Para desviar nossa atenção das carências da defesa do uso da cloroquina, foi afirmado por um Dr. Ebenezer Maurilio Nogueira da Silva, professor de música da Universidade de Brasília (UnB), em entrevista à Folha de São Paulo, disse que “O professor Zanotto é um grande pesquisador, que sofre um caso clássico de perseguição. O Brasil tem um grande problema de não reconhecer as pessoas…”(7). Desminto formalmente o dito professor: P. Zanotto é reconhecido pelos virologistas bem informados pelas suas contribuições à sua disciplina, o que não lhe dá competência e autoridade para apoiar sandices. Seus argumentos são repetições de outros, nada trazem de novo. O que pode ser novo, é sua associação “educada” à extrema direita, que se manifesta pelo apoio repetido à política bolsonarista, da qual a comunidade uspiana deveria se dissociar com alto e bom tom. 

Já o caso da fosfoetanolamina é mais convencional e não me parece, até prova em contrário, ter uma origem política de extrema-direita, como no caso do mal indicado uso da cloroquina. Mais espantoso foi a ingenuidade do químico que fez pronunciamentos absurdos, pretendendo que os grupos farmacêuticos se opusessem à sua “descoberta”, porque tornaria inúteis os medicamentos anticancerosos disponíveis e caros. A cobertura mediática e, sobretudo, a atitude permissiva do STF, deram credibilidade à pseudo-descoberta. Assim, a USP, embora descrente dessas bobagens, foi obrigada a engajar pessoal e financiamento para explorar tal fantasia e sintetizar a droga recomendada pelos sábios pais da pátria, que de tudo devem entender, inclusive de farmacologia e terapêutica. 

Mesmo sem parecer fazer parte de um projeto de poder de caráter fascista, como é o caso da cloroquina, os apoiadores da atividade antitumoral da fosfoetanolamina reforçaram a credulidade e a credibilidade do irracionalismo da extrema-direita, mas isto não parece ter sido planejado como uma operação política, embora possa serví-la. 

Estas discussões revelaram um irracionalismo “moderado” ao lado do “exaltado”, fascisante.

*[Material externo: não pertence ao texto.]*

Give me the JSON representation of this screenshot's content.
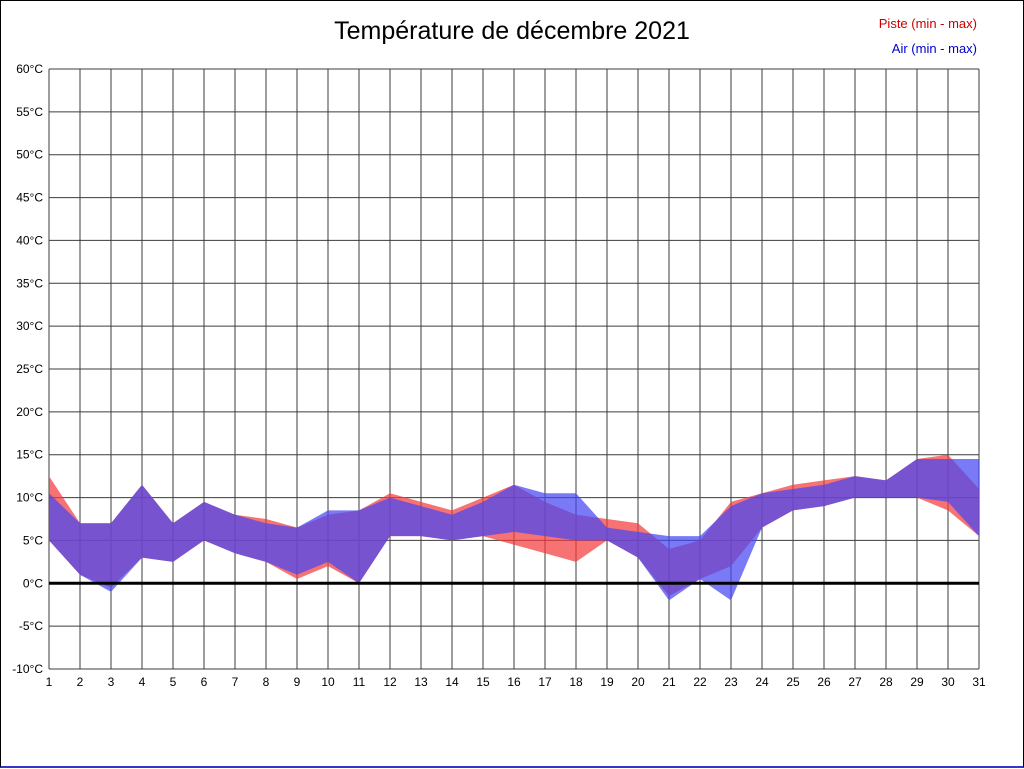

A ciência, que se desenvolve conforme as necessidades da sociedade precisa de total liberdade. Quando políticos defensores de tratamentos absurdos contra a Covid se sentem autorizados a atacar e punir por exclusão médicos de bom senso, é que as coisas vão mal… 

Este artigo serve de base ao capítulo sobre farmacologia que constará de meu livro de memórias, em finalização. Inspirou-se em parte em artigo publicado em Esquerda Online em 05/07/2021.

*Bernardo Boris Vargaftig é um pesquisador brasileiro, titular da Academia Brasileira de Ciências na área de Ciências Biomédicas desde 1997. É professor aposentado do departamento de farmacologia do Instituto de Ciências Biomédicas da Universidade de São Paulo.

NOTAS

(1) Cliford D. Connor, Histoire Populaire des Sciences, Éditions l’Echappée, Montreuil, France, 2001 (original: A people’s History of Science: Miners, Midwives, and “Low Mechanicks”, Nation Books, New York, 2005).
(2) Criado PR, Criado RH, Maruta CW, Machado Filho CA. Histamina, receptores de histamina e anti-histamínicos: novos conceitos. An Bras Dermatol. 2010;85(2):195-210
(3) https://www.brasil247.com/mundo/neste-momento-voces-estao-nas-maos-de-um-ditador-diz-domenico-de-masi-sobre-o-brasil
(4) E. Pachukanis, Fascismo, Boitempo, São Paulo, 2009.
(5) Etienne de La Boétie, Discurso sobre a Servidão Voluntária, LGE Editora, Brasília, Brasil, 2009; Marilena Chauí, Cultura e Democracia, Cortez Editora, São Paulo, Brasil, 2014.
(6) Response to the use of hydroxychloroquine in combination with azithromycin for patients with Covid-19 is not supported by recent literature, Int. J. Antimicrobial Agents, 57, 1006241, 2021, Ph. Gautret, Van Thuan Hoang, Stéphane Honoré, Yanis Roussel, Matthieu Million, Jean-Christophe Lagier, Didier Raoult.